Despite their benefits, ACE surveys alone are insufficient for determining long-term health risks, as they fail to assess protective factors such as positive coping mechanisms, access to social support, or community resources. This limitation makes it inadvisable to rely solely on ACE scores when evaluating a patient’s current or future health risks [2]. Moreover, the implementation of ACE surveys must be handled with care, as the screening process itself has the potential to re-traumatize individuals or alter their perception of past abuse. Without clear evidence-based protocols for post-screening interventions, ACE scores alone may not translate into meaningful patient care. Additionally, concerns about mandatory reporting or other perceived threats may discourage patients and caregivers from responding accurately, further complicating data collection. Socioeconomic background and family circumstances also influence how trauma disclosures are managed, including whether referrals to child protective services or specialists occur [29].
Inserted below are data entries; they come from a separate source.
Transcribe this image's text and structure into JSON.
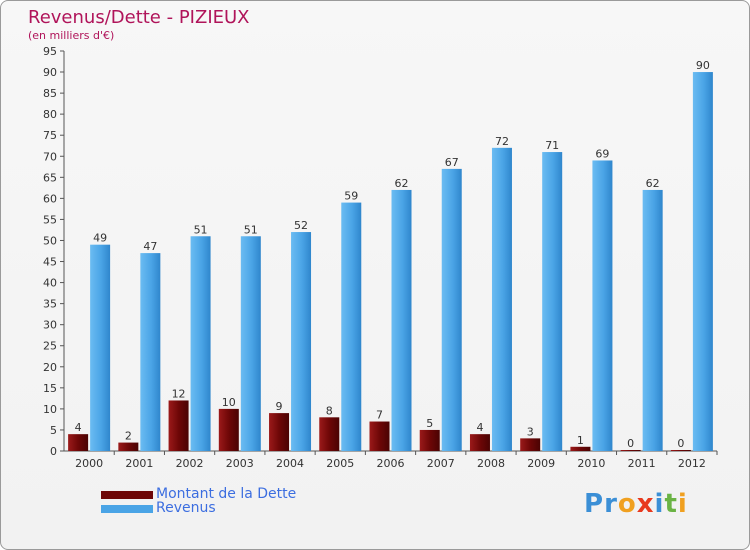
{
  "header": {
    "title": "Revenus/Dette - PIZIEUX",
    "subtitle": "(en milliers d'€)"
  },
  "colors": {
    "dette": "#7a0a0a",
    "revenus": "#4da6e8",
    "title": "#b0145a",
    "legend_text": "#3c6ee0"
  },
  "chart_data": {
    "type": "bar",
    "title": "Revenus/Dette - PIZIEUX",
    "subtitle": "(en milliers d'€)",
    "categories": [
      "2000",
      "2001",
      "2002",
      "2003",
      "2004",
      "2005",
      "2006",
      "2007",
      "2008",
      "2009",
      "2010",
      "2011",
      "2012"
    ],
    "series": [
      {
        "name": "Montant de la Dette",
        "values": [
          4,
          2,
          12,
          10,
          9,
          8,
          7,
          5,
          4,
          3,
          1,
          0,
          0
        ]
      },
      {
        "name": "Revenus",
        "values": [
          49,
          47,
          51,
          51,
          52,
          59,
          62,
          67,
          72,
          71,
          69,
          62,
          90
        ]
      }
    ],
    "yticks": [
      0,
      5,
      10,
      15,
      20,
      25,
      30,
      35,
      40,
      45,
      50,
      55,
      60,
      65,
      70,
      75,
      80,
      85,
      90,
      95
    ],
    "ylim": [
      0,
      95
    ],
    "grid": false,
    "legend_position": "bottom-left"
  },
  "legend": [
    {
      "label": "Montant de la Dette"
    },
    {
      "label": "Revenus"
    }
  ],
  "brand": {
    "letters": [
      "P",
      "r",
      "o",
      "x",
      "i",
      "t",
      "i"
    ],
    "colors": [
      "#3b8fd6",
      "#3b8fd6",
      "#f0a020",
      "#e8391e",
      "#3b8fd6",
      "#6ab344",
      "#f0a020"
    ]
  }
}
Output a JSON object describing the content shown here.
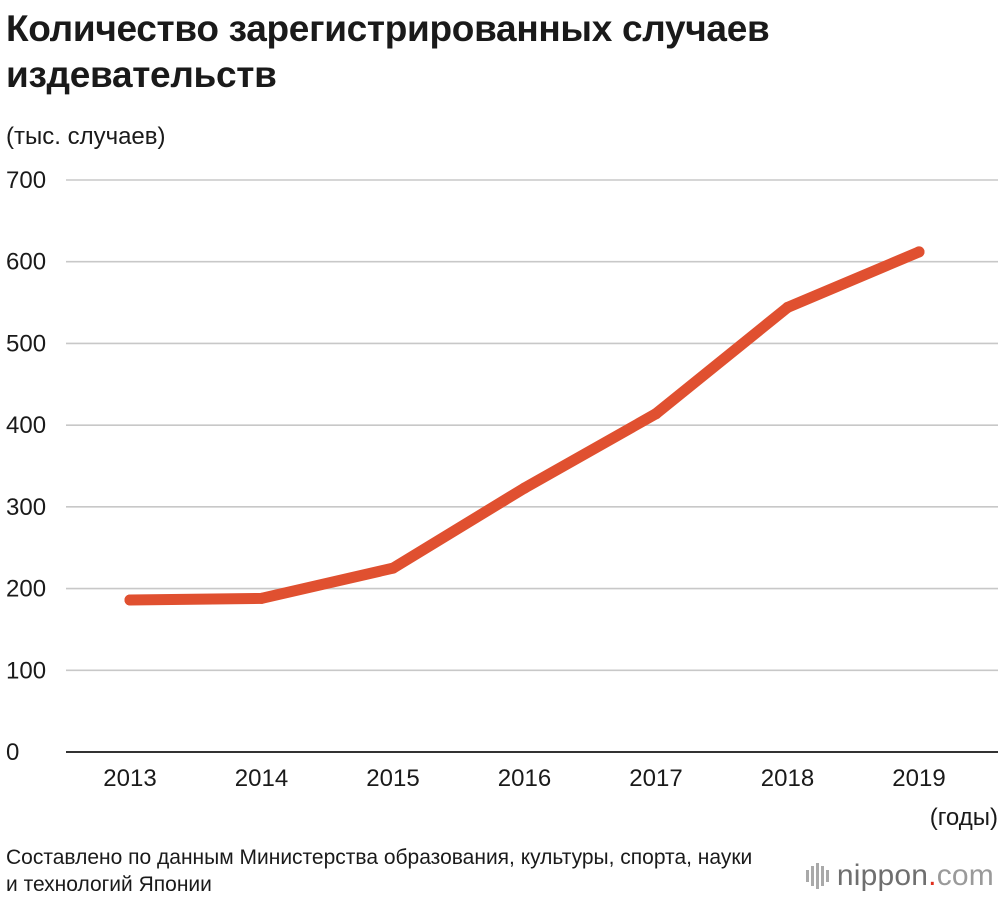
{
  "title": "Количество зарегистрированных случаев издевательств",
  "unit_label": "(тыс. случаев)",
  "x_unit_label": "(годы)",
  "source": "Составлено по данным Министерства образования, культуры, спорта, науки и технологий Японии",
  "logo": {
    "name": "nippon",
    "dot": ".",
    "tld": "com"
  },
  "colors": {
    "line": "#E05030",
    "grid": "#c8c8c8",
    "axis": "#333333",
    "text": "#1a1a1a"
  },
  "chart_data": {
    "type": "line",
    "title": "Количество зарегистрированных случаев издевательств",
    "ylabel": "(тыс. случаев)",
    "xlabel": "(годы)",
    "categories": [
      "2013",
      "2014",
      "2015",
      "2016",
      "2017",
      "2018",
      "2019"
    ],
    "series": [
      {
        "values": [
          186,
          188,
          225,
          323,
          414,
          544,
          612
        ]
      }
    ],
    "ylim": [
      0,
      700
    ],
    "yticks": [
      "0",
      "100",
      "200",
      "300",
      "400",
      "500",
      "600",
      "700"
    ],
    "grid": true,
    "legend": "none"
  }
}
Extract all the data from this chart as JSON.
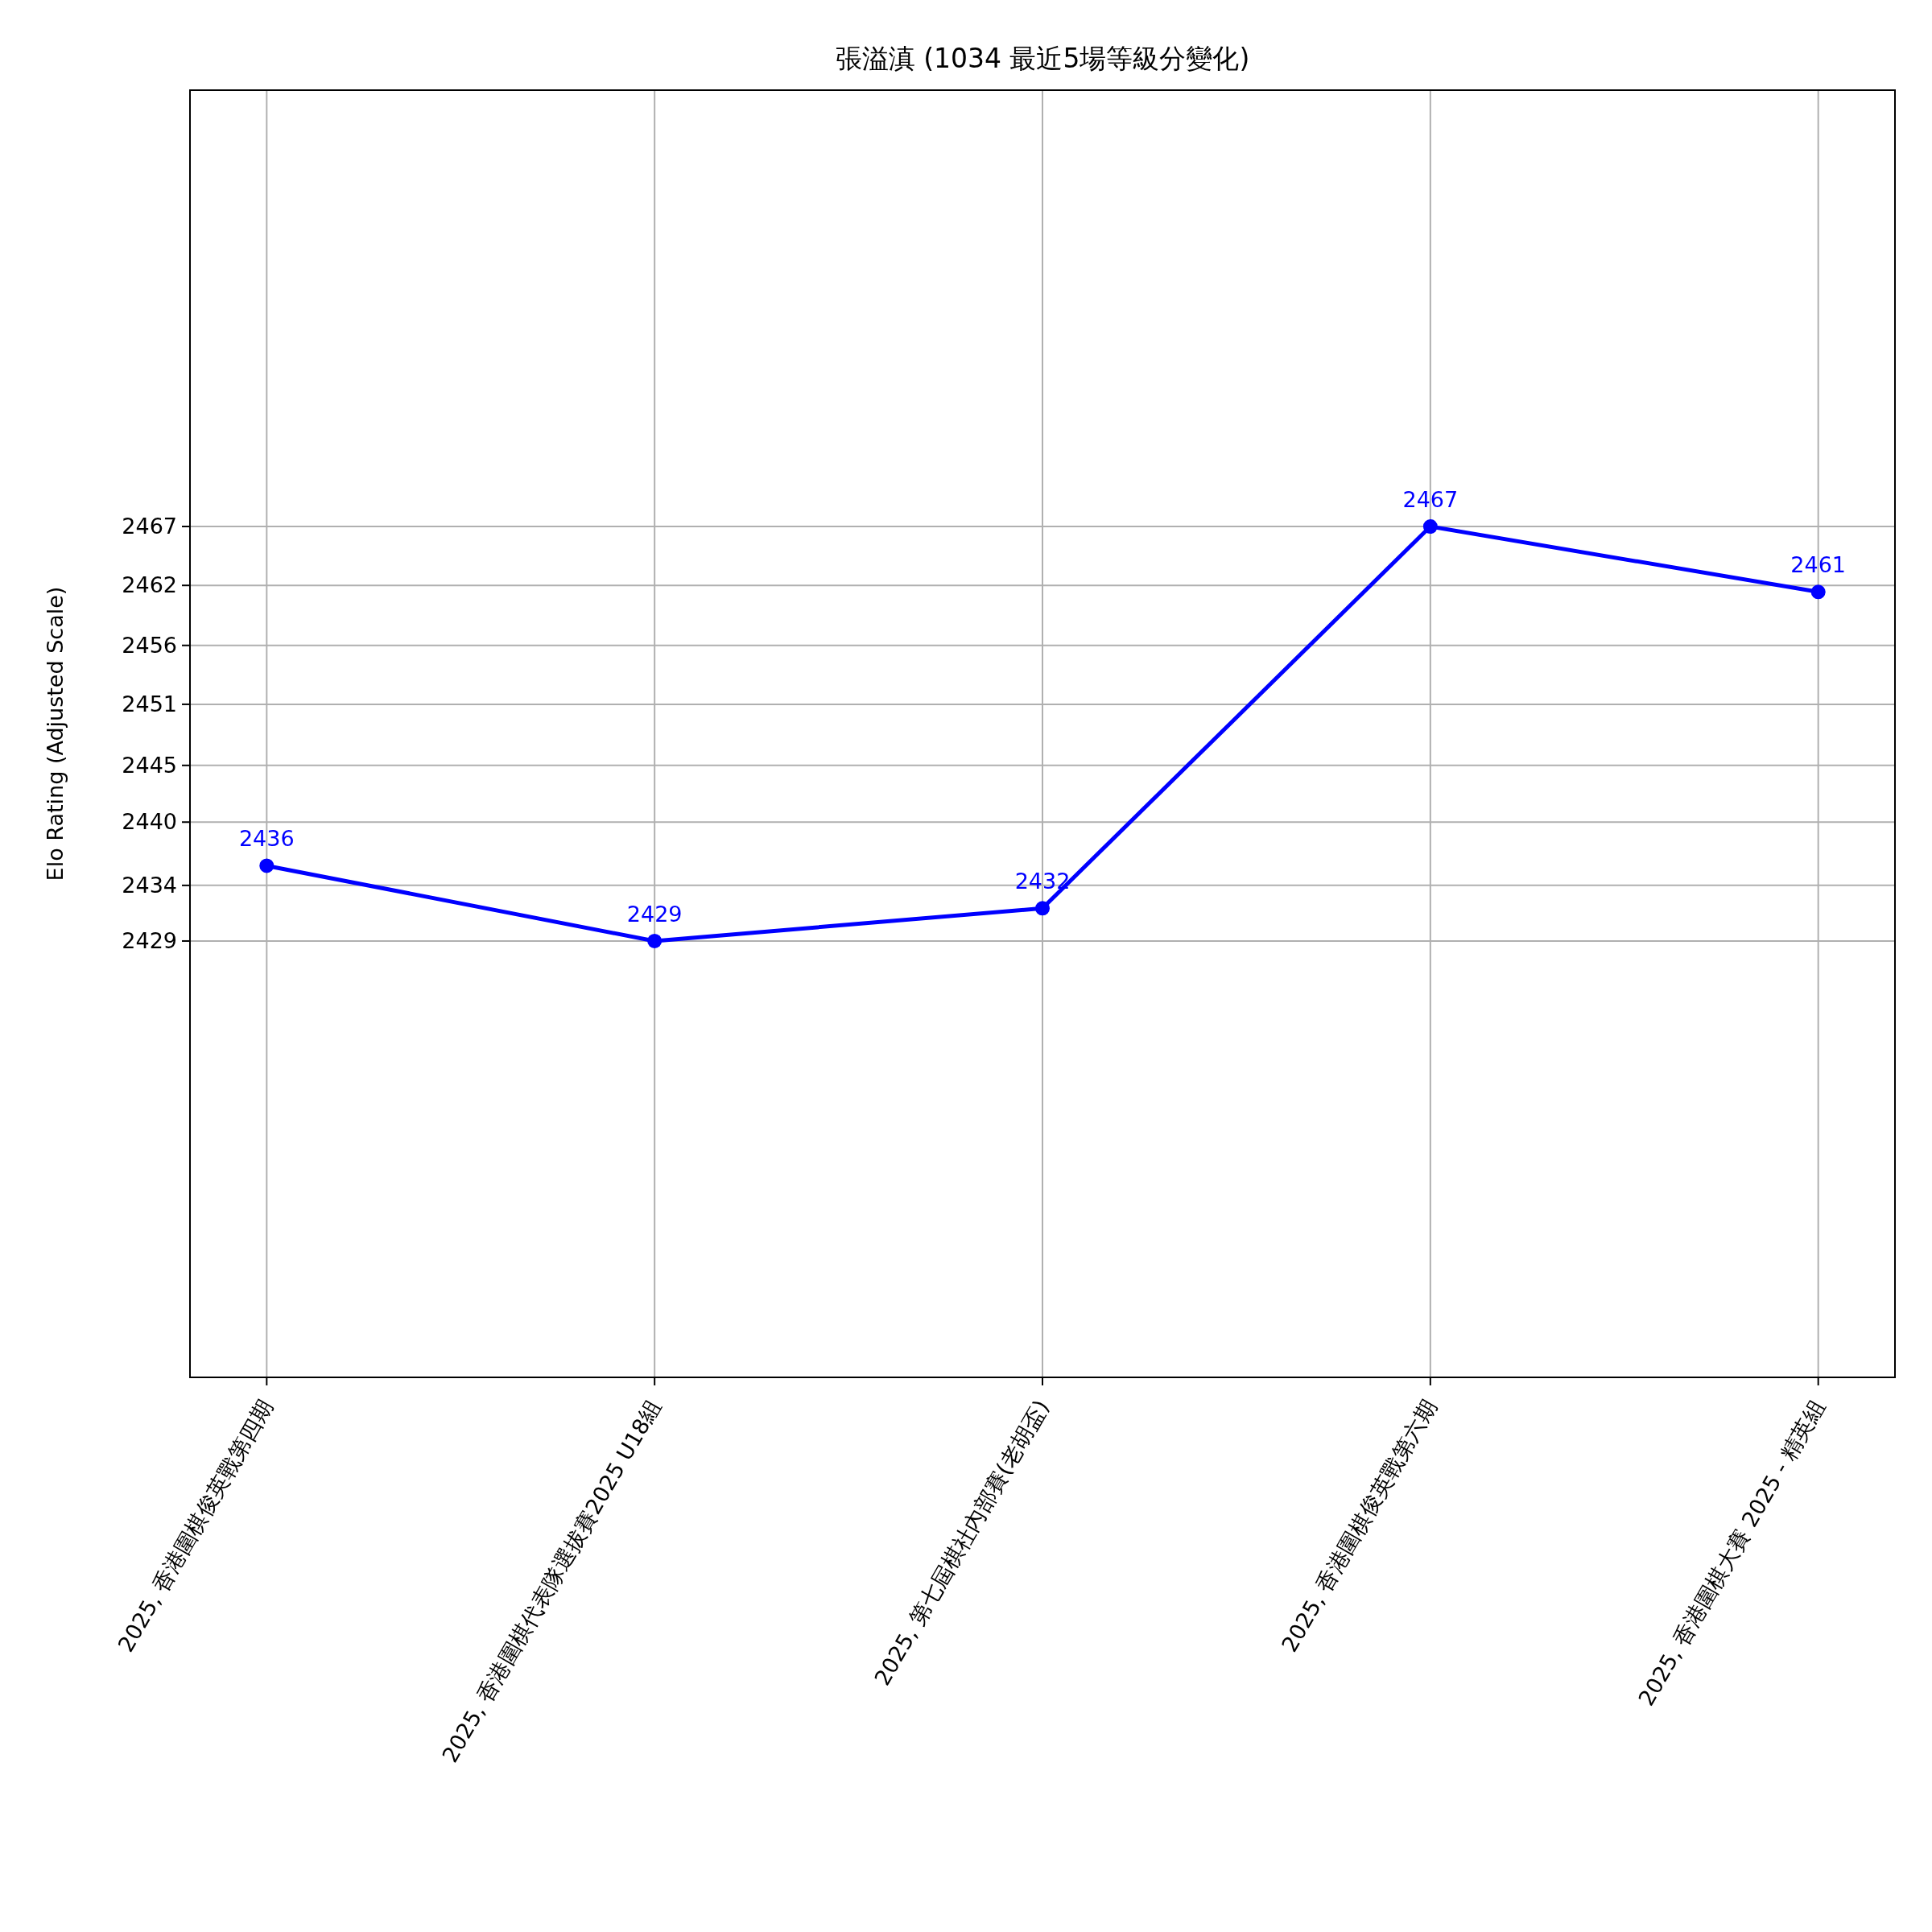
{
  "chart_data": {
    "type": "line",
    "title": "張溢滇 (1034 最近5場等級分變化)",
    "ylabel": "Elo Rating (Adjusted Scale)",
    "categories": [
      "2025, 香港圍棋俊英戰第四期",
      "2025, 香港圍棋代表隊選拔賽2025 U18組",
      "2025, 第七屆棋社內部賽(老胡盃)",
      "2025, 香港圍棋俊英戰第六期",
      "2025, 香港圍棋大賽 2025 - 精英組"
    ],
    "series": [
      {
        "color": "#0000ff",
        "values": [
          2436.2,
          2429.3,
          2432.3,
          2467.3,
          2461.3
        ],
        "value_labels": [
          "2436",
          "2429",
          "2432",
          "2467",
          "2461"
        ]
      }
    ],
    "ylim": [
      2389.3,
      2507.3
    ],
    "yticks": [
      {
        "value": 2429.3,
        "label": "2429"
      },
      {
        "value": 2434.4,
        "label": "2434"
      },
      {
        "value": 2440.2,
        "label": "2440"
      },
      {
        "value": 2445.4,
        "label": "2445"
      },
      {
        "value": 2451.0,
        "label": "2451"
      },
      {
        "value": 2456.4,
        "label": "2456"
      },
      {
        "value": 2461.9,
        "label": "2462"
      },
      {
        "value": 2467.3,
        "label": "2467"
      }
    ],
    "grid": true,
    "marker": "circle",
    "line_style": "solid"
  }
}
Despite these challenges, ACE surveys remain a valuable tool for initiating trauma-informed care. They should be regarded as screening instruments rather than diagnostic tools. To enhance their effectiveness, follow-up assessments should be implemented to track long-term health impacts and identify mitigating factors that support resilience. This information can inform personalized treatment plans that address each patient’s unique needs. ECCAP builds on ACE-Q intake data by providing evidence-based, trauma-informed care tailored to its client population, reinforcing the importance of holistic and responsive intervention strategies, especially for rural Alabamians.
Conclusions
The findings from the ECCAP dataset underscore the pervasive impact of ACEs among ECCAP clients in both rural and urban populations of Alabama’s Wiregrass region. The mean ACE score of nearly 6 suggests a high prevalence of childhood trauma among this specific population, highlighting the need for trauma-informed care to mitigate potential long-term health consequences. However, these findings are limited to ECCAP clients, and further research is needed to confirm whether similar patterns exist in the broader Alabamian population. While the data indicate that certain victimization categories, particularly ASAC, correlate with higher ACE scores, the study's cross-sectional design limits causal interpretations. These relationships should be explored further in longitudinal studies to better understand the directional influences between ACEs and health outcomes.
The lack of significant correlations between ACE scores of ECCAP clients and general metabolic triad outcomes (hypertension, obesity, diabetes) in the Wiregrass region of Alabama warrants further investigation. Potential explanations include dataset differences, unmeasured confounding factors, or the need for more granular health data to detect nuanced associations. Future analyses should incorporate more comprehensive health metrics and control for lifestyle and socioeconomic factors that may influence these outcomes. Ultimately, expanding research beyond ECCAP clients and refining trauma-informed policies will be critical in developing targeted, effective interventions that break the cycle of trauma and improve health outcomes in vulnerable communities.